Nausea and vomiting affect most pregnancies, but hyperemesis gravidarum (HG) is a distinct and potentially life‑threatening condition marked by intractable vomiting, dehydration, and weight loss. Affecting about 2% of pregnancies, HG has historically been underrecognized and sometimes misattributed to psychological causes.

In the largest genetic study of HG to date, researchers analyzed genome‑wide data from 10,974 women with HG and 461,461 controls, spanning European, Asian, African, and Latino ancestries. The study identified 10 genome‑wide significant loci, including four previously known genes (GDF15, IGFBP7, PGR, GFRAL) and six novel associations involving appetite regulation, insulin signaling, and brain plasticity.

The strongest signal was linked to GDF15, a placental hormone that rises sharply during pregnancy and influences nausea and appetite. Prior work suggests symptom severity may depend on maternal sensitivity to GDF15 rather than hormone levels alone—helping explain why some women develop severe disease.

TCF7L2, one of the newly identified genes, drew particular interest because of its established role in type 2 and gestational diabetes. In this study, TCF7L2 was expressed in placental extravillous trophoblasts and is involved in incretin and insulin signaling, including GLP‑1 pathways that influence appetite and nausea—pointing to shared metabolic mechanisms in HG.

“Because this is the largest study of hyperemesis gravidarum ever conducted, we’ve been able to tease out important new details that were previously unknown,” said lead author Marlena Fejzo, PhD of the Center for Genetic Epidemiology at the USC Keck School of Medicine.

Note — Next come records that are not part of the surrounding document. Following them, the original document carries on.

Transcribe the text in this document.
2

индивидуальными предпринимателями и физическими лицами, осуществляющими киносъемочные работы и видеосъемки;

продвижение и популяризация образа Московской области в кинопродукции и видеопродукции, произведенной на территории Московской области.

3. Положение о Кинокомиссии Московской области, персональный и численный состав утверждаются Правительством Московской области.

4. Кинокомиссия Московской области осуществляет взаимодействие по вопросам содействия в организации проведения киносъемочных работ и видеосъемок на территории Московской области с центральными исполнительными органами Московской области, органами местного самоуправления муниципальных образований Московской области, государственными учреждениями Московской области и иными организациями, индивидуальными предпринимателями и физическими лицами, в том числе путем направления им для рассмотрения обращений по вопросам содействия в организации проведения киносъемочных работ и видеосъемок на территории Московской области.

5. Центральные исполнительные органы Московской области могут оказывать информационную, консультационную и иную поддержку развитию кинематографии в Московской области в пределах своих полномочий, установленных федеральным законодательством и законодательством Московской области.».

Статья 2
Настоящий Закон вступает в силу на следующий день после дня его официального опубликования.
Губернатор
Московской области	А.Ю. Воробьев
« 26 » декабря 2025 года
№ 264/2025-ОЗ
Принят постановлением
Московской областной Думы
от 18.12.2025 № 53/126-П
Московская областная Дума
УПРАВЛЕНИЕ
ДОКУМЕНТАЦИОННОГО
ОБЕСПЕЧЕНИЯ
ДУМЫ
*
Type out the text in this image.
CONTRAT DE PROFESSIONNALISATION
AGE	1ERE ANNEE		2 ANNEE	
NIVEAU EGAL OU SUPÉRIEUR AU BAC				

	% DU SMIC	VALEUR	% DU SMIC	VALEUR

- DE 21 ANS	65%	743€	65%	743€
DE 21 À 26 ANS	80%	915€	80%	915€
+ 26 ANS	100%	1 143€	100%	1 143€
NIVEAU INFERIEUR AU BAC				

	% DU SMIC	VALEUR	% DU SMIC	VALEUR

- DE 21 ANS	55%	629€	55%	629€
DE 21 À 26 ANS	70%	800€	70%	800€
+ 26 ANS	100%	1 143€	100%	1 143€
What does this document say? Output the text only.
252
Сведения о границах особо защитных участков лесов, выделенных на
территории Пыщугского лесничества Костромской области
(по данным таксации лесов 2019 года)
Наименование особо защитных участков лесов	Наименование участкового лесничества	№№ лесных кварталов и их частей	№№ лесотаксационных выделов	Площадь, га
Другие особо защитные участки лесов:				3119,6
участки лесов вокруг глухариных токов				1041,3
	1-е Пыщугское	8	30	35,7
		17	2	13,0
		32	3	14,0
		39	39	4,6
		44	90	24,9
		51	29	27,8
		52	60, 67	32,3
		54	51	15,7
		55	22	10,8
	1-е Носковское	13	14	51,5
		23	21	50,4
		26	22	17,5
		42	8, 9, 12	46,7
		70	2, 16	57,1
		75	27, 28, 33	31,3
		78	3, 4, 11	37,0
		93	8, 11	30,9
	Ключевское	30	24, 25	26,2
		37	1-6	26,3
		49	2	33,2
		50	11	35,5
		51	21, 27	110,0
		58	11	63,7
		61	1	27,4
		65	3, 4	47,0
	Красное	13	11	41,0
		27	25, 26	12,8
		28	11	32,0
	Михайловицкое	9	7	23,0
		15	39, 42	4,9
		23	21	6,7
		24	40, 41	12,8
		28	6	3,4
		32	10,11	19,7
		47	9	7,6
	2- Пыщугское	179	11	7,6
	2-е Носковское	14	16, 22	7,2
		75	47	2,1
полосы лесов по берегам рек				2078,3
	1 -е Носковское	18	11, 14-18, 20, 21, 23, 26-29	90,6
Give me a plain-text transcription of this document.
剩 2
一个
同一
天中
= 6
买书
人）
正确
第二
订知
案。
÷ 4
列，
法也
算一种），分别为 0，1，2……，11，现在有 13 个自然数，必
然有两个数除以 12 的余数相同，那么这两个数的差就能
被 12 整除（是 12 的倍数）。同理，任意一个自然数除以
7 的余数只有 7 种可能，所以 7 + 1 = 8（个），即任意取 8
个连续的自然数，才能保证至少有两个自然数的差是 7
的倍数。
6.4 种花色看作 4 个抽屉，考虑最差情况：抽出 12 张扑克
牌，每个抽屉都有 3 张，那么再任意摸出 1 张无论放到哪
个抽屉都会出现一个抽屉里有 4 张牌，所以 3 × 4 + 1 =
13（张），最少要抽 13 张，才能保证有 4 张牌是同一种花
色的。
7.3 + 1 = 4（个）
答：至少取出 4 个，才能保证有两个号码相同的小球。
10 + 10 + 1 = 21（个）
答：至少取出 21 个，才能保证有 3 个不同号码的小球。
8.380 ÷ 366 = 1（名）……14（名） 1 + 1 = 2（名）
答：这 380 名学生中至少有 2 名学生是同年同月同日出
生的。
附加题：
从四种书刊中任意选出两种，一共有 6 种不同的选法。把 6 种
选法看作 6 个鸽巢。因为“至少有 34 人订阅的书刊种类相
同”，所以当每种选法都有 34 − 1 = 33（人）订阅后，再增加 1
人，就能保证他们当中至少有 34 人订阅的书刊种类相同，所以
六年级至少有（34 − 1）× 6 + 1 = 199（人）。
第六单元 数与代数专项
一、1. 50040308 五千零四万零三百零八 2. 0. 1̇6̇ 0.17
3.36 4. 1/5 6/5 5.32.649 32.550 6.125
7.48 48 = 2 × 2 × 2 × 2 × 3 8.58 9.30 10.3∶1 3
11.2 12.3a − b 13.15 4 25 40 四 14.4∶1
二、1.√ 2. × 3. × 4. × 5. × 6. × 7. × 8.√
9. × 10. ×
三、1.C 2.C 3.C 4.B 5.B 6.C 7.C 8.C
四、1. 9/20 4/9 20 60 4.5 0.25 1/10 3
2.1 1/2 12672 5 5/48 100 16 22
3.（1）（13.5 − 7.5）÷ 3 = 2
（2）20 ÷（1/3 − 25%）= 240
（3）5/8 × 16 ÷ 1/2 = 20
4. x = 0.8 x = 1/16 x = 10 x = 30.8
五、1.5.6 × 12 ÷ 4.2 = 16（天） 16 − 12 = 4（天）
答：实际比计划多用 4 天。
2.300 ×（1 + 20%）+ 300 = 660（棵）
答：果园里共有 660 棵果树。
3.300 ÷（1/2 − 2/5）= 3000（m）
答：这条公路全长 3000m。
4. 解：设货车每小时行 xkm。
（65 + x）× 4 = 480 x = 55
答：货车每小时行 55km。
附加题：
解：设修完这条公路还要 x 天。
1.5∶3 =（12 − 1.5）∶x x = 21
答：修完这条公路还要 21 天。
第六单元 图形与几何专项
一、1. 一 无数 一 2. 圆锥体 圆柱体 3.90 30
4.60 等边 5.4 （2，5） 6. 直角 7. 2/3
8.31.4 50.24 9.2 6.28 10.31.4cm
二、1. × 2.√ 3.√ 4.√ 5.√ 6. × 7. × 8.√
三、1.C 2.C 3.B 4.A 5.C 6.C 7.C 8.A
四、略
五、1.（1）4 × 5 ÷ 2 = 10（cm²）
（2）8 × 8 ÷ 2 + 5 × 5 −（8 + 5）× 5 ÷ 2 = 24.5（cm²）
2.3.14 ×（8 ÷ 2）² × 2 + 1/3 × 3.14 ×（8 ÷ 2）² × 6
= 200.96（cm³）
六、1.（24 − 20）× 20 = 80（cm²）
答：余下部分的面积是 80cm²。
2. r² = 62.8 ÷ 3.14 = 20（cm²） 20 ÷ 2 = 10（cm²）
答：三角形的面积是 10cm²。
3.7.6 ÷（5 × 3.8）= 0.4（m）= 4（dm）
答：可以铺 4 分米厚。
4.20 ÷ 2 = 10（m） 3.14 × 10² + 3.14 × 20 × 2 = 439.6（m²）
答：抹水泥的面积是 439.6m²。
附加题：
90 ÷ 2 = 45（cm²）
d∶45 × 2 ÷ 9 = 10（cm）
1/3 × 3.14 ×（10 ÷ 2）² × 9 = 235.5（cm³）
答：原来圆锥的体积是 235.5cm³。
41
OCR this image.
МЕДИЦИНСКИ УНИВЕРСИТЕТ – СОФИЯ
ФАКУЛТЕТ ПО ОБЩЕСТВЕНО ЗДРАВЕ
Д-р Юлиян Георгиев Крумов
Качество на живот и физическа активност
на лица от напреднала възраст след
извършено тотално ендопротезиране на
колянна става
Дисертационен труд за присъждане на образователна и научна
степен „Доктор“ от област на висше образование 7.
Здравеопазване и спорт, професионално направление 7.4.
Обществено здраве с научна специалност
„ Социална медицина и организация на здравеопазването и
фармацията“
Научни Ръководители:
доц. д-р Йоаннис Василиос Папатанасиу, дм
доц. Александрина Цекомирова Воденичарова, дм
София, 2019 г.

Current HG therapies—such as vitamin B6/doxylamine, antihistamines, dopamine antagonists, and ondansetron—often provide incomplete relief. By identifying biological drivers of disease, this study highlights new targets for drug development and repurposing, including hormonal desensitization, metabolic modulation, and neuro‑appetite signaling. These insights may ultimately shift HG care toward targeted, mechanism‑based prevention and treatment strategies.

Building on these findings, the research team has received approval to launch a clinical trial testing whether metformin, a widely used diabetes medication known to increase GDF15 levels, could reduce the risk or severity of HG when taken before pregnancy. The study will explore whether gradual hormonal exposure may desensitize patients at high risk.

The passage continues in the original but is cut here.